Here are a few unsorted musings.

If you ever want to juggle fire on the beach, and you're hoping for a crowd, just park yourself next to a bonfire with many many teenagers standing around it. They will not be able to contain themselves, and you'll find yourself surrounded by awed, cheering fans who will either shriek and scream in delight (OH MY GOOOOOD!!!!), if they're female, or say, "Oh dude, that's sweet. Check that OUT," if they're bros. Teenagers are so great. They almost always make me tear up, partly because I remember what it felt like to be a teenager, how I was almost coming out of my skin with ideas and humiliation and the wonder of the universe, and also because there is nothing quite like the paradox of a teenager, how self-conscious and free they are. They're all like, ohmygod, someone's looking at me, and then screaming in exhilaration as my superstar husband catches the fire torch by the flame (ouch!).
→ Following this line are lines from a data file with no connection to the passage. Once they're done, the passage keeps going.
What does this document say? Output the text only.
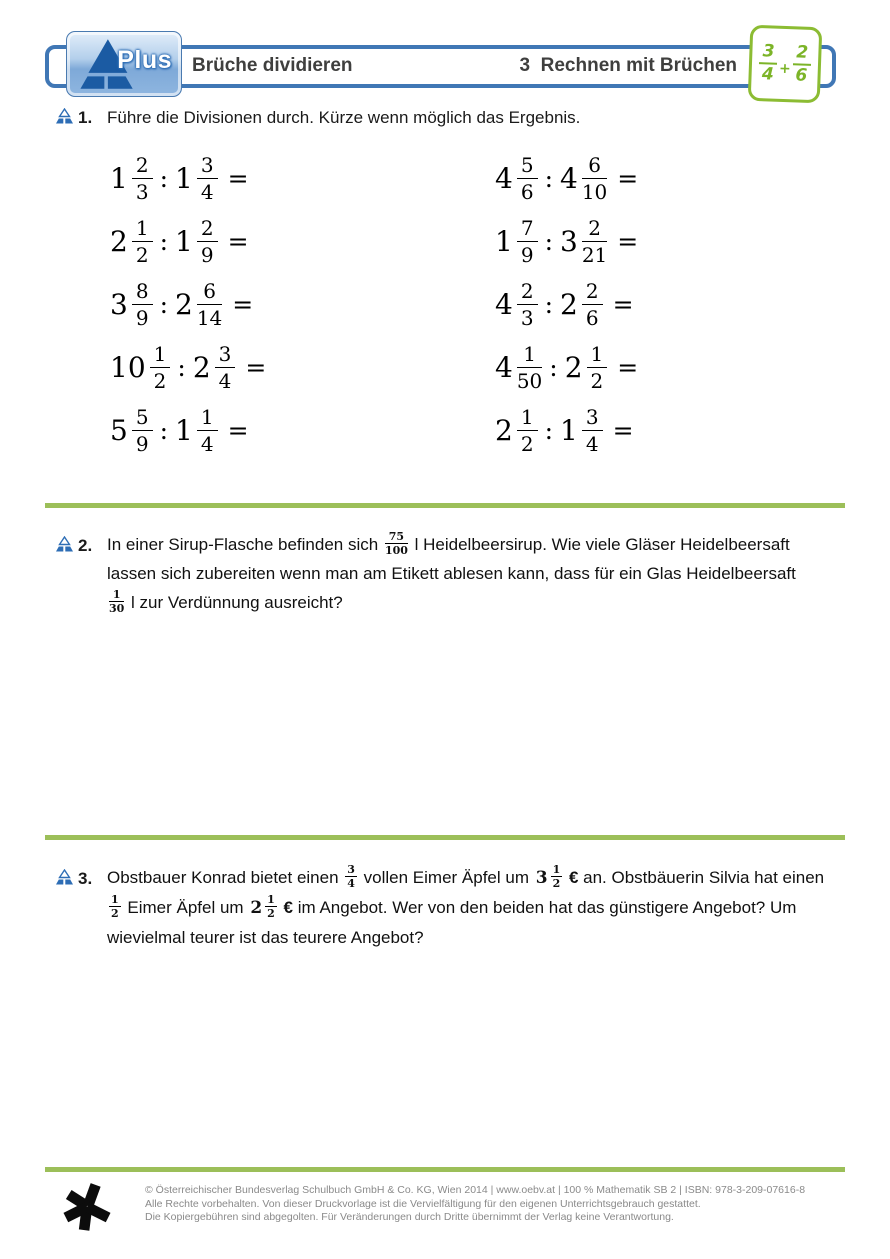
Plus Brüche dividieren	3  Rechnen mit Brüchen $\frac{3}{4} + \frac{2}{6}$
1. Führe die Divisionen durch. Kürze wenn möglich das Ergebnis.
$1 \frac{2}{3}$ : $1 \frac{3}{4}$ =
$2 \frac{1}{2}$ : $1 \frac{2}{9}$ =
$3 \frac{8}{9}$ : $2 \frac{6}{14}$ =
$10 \frac{1}{2}$ : $2 \frac{3}{4}$ =
$5 \frac{5}{9}$ : $1 \frac{1}{4}$ =
$4 \frac{5}{6}$ : $4 \frac{6}{10}$ =
$1 \frac{7}{9}$ : $3 \frac{2}{21}$ =
$4 \frac{2}{3}$ : $2 \frac{2}{6}$ =
$4 \frac{1}{50}$ : $2 \frac{1}{2}$ =
$2 \frac{1}{2}$ : $1 \frac{3}{4}$ =
2. In einer Sirup-Flasche befinden sich $\frac{75}{100}$ l Heidelbeersirup. Wie viele Gläser Heidelbeersaft
lassen sich zubereiten wenn man am Etikett ablesen kann, dass für ein Glas Heidelbeersaft
$\frac{1}{30}$ l zur Verdünnung ausreicht?
3. Obstbauer Konrad bietet einen $\frac{3}{4}$ vollen Eimer Äpfel um $3 \frac{1}{2}$ € an. Obstbäuerin Silvia hat einen
$\frac{1}{2}$ Eimer Äpfel um $2 \frac{1}{2}$ € im Angebot. Wer von den beiden hat das günstigere Angebot? Um
wievielmal teurer ist das teurere Angebot?
© Österreichischer Bundesverlag Schulbuch GmbH & Co. KG, Wien 2014 | www.oebv.at | 100 % Mathematik SB 2 | ISBN: 978-3-209-07616-8
Alle Rechte vorbehalten. Von dieser Druckvorlage ist die Vervielfältigung für den eigenen Unterrichtsgebrauch gestattet.
Die Kopiergebühren sind abgegolten. Für Veränderungen durch Dritte übernimmt der Verlag keine Verantwortung.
Seriously, though, Chinua is amazing, and he did gather quite a crowd. It was really fun. And the great thing about Southern California is that everyone is so laid back. The fire department showed up to keep an eye on things, but no one asked him to stop.
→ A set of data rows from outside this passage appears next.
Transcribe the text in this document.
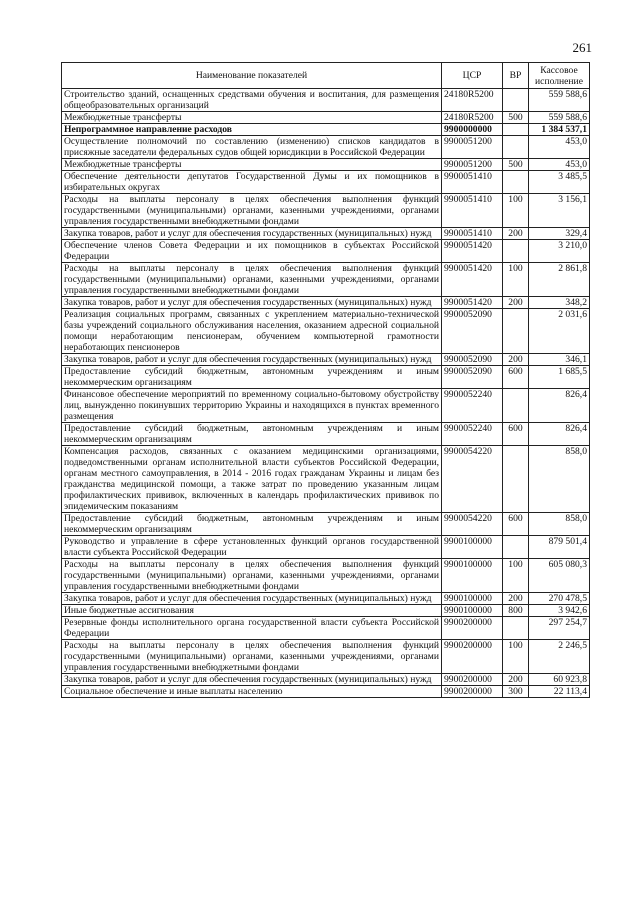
261
Наименование показателей	ЦСР	ВР	Кассовое исполнение
Строительство зданий, оснащенных средствами обучения и воспитания, для размещения общеобразовательных организаций	24180R5200		559 588,6
Межбюджетные трансферты	24180R5200	500	559 588,6
Непрограммное направление расходов	9900000000		1 384 537,1
Осуществление полномочий по составлению (изменению) списков кандидатов в присяжные заседатели федеральных судов общей юрисдикции в Российской Федерации	9900051200		453,0
Межбюджетные трансферты	9900051200	500	453,0
Обеспечение деятельности депутатов Государственной Думы и их помощников в избирательных округах	9900051410		3 485,5
Расходы на выплаты персоналу в целях обеспечения выполнения функций государственными (муниципальными) органами, казенными учреждениями, органами управления государственными внебюджетными фондами	9900051410	100	3 156,1
Закупка товаров, работ и услуг для обеспечения государственных (муниципальных) нужд	9900051410	200	329,4
Обеспечение членов Совета Федерации и их помощников в субъектах Российской Федерации	9900051420		3 210,0
Расходы на выплаты персоналу в целях обеспечения выполнения функций государственными (муниципальными) органами, казенными учреждениями, органами управления государственными внебюджетными фондами	9900051420	100	2 861,8
Закупка товаров, работ и услуг для обеспечения государственных (муниципальных) нужд	9900051420	200	348,2
Реализация социальных программ, связанных с укреплением материально-технической базы учреждений социального обслуживания населения, оказанием адресной социальной помощи неработающим пенсионерам, обучением компьютерной грамотности неработающих пенсионеров	9900052090		2 031,6
Закупка товаров, работ и услуг для обеспечения государственных (муниципальных) нужд	9900052090	200	346,1
Предоставление субсидий бюджетным, автономным учреждениям и иным некоммерческим организациям	9900052090	600	1 685,5
Финансовое обеспечение мероприятий по временному социально-бытовому обустройству лиц, вынужденно покинувших территорию Украины и находящихся в пунктах временного размещения	9900052240		826,4
Предоставление субсидий бюджетным, автономным учреждениям и иным некоммерческим организациям	9900052240	600	826,4
Компенсация расходов, связанных с оказанием медицинскими организациями, подведомственными органам исполнительной власти субъектов Российской Федерации, органам местного самоуправления, в 2014 - 2016 годах гражданам Украины и лицам без гражданства медицинской помощи, а также затрат по проведению указанным лицам профилактических прививок, включенных в календарь профилактических прививок по эпидемическим показаниям	9900054220		858,0
Предоставление субсидий бюджетным, автономным учреждениям и иным некоммерческим организациям	9900054220	600	858,0
Руководство и управление в сфере установленных функций органов государственной власти субъекта Российской Федерации	9900100000		879 501,4
Расходы на выплаты персоналу в целях обеспечения выполнения функций государственными (муниципальными) органами, казенными учреждениями, органами управления государственными внебюджетными фондами	9900100000	100	605 080,3
Закупка товаров, работ и услуг для обеспечения государственных (муниципальных) нужд	9900100000	200	270 478,5
Иные бюджетные ассигнования	9900100000	800	3 942,6
Резервные фонды исполнительного органа государственной власти субъекта Российской Федерации	9900200000		297 254,7
Расходы на выплаты персоналу в целях обеспечения выполнения функций государственными (муниципальными) органами, казенными учреждениями, органами управления государственными внебюджетными фондами	9900200000	100	2 246,5
Закупка товаров, работ и услуг для обеспечения государственных (муниципальных) нужд	9900200000	200	60 923,8
Социальное обеспечение и иные выплаты населению	9900200000	300	22 113,4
My son, while trying to eat a hot potsticker, said very seriously, "It's not hot on my white teeth, only on my gum teeth." These are the moments when I am very proud to be his mother.

Yesterday we went to Mexico, and it was a combination of being the best experience that I've had in a long, long, time, and being a day of me trying to get away from myself. Like that Innocence Mission song, Going Away

"I hope some other time/
I won't care so much about/
being understood as I do now/
I would leave myself and go away/
I would like to follow you away."

I was looking around and loving where I was, loving my beautiful family, loving Mexico, loving the beach and the taco stand and my husband who can get along well enough in Spanish with a good enough accent that people take him to know it fluently, and the train of conversation takes off, with him clinging to the sides. I loved Mexico from the first day I was there, seven years ago, and my innocent, pre-India self was amazed and intrigued by the messiness of the streets and the pinned-together houses. Chinua and I, longing to leave America for a while and travel, drank it in like thirsty sailors.
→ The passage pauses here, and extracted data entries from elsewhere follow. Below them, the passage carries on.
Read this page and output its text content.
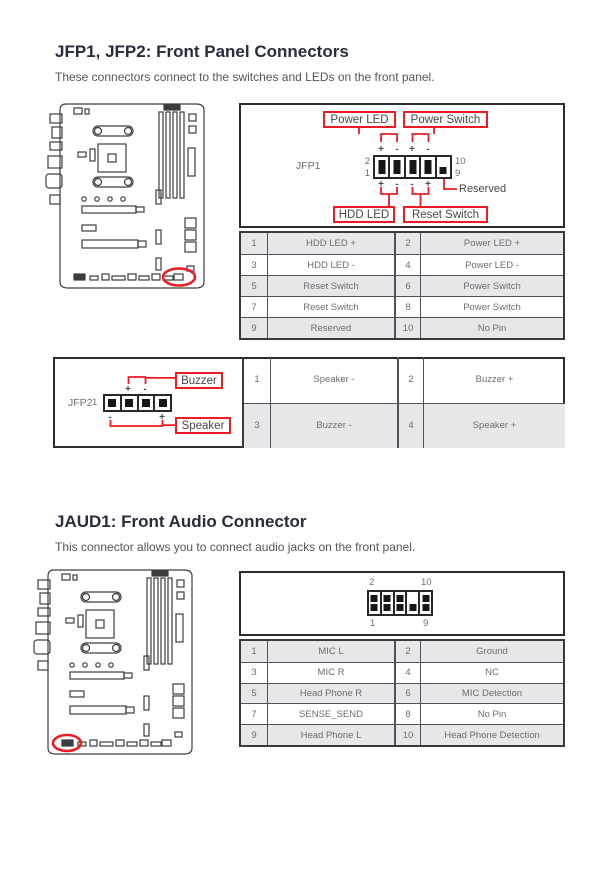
JFP1, JFP2: Front Panel Connectors
These connectors connect to the switches and LEDs on the front panel.
Power LED	Power Switch
HDD LED	Reset Switch
Reserved
JFP1	2
1
10
9
+	-	+	-
+	-	-	+
1	HDD LED +	2	Power LED +
3	HDD LED -	4	Power LED -
5	Reset Switch	6	Power Switch
7	Reset Switch	8	Power Switch
9	Reserved	10	No Pin
JFP2 1
+	-
-	+
Buzzer
Speaker
1	Speaker -	2	Buzzer +
3	Buzzer -	4	Speaker +
JAUD1: Front Audio Connector
This connector allows you to connect audio jacks on the front panel.
2	10
1	9
1	MIC L	2	Ground
3	MIC R	4	NC
5	Head Phone R	6	MIC Detection
7	SENSE_SEND	8	No Pin
9	Head Phone L	10	Head Phone Detection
But there it was, the anxiety, that knot in my gut that never left, the tension in my neck that curled around my spine and yanked, the sick feeling that had me in tears a few times. I hate myself like this. I don't know how to love myself like this, and even worse, I don't know how to believe that God loves me like this.

And then I went swimming, by myself, while the kids and their superstar dad made a sandcastle on the beach. And I stood in the waves and was knocked off of my feet again and again, and I thought, yes, this is how it feels, this is why I never catch my breath. I pretended that the waves were my fear and my loneliness, pretended that if I could just stay standing I would beat all this, that I would feel like Rae again, like that teenage self who can scream and shriek in delight. And then I let myself be carried for a while, and I was tired, and I wondered if I could let go enough to let the waves of this great fear hit me, yet still see the sunset, like I was seeing it around me, the sherbet colors, the sparkly horizon. And I rested, and watched the silhouetted fishing boats with their circles of birds.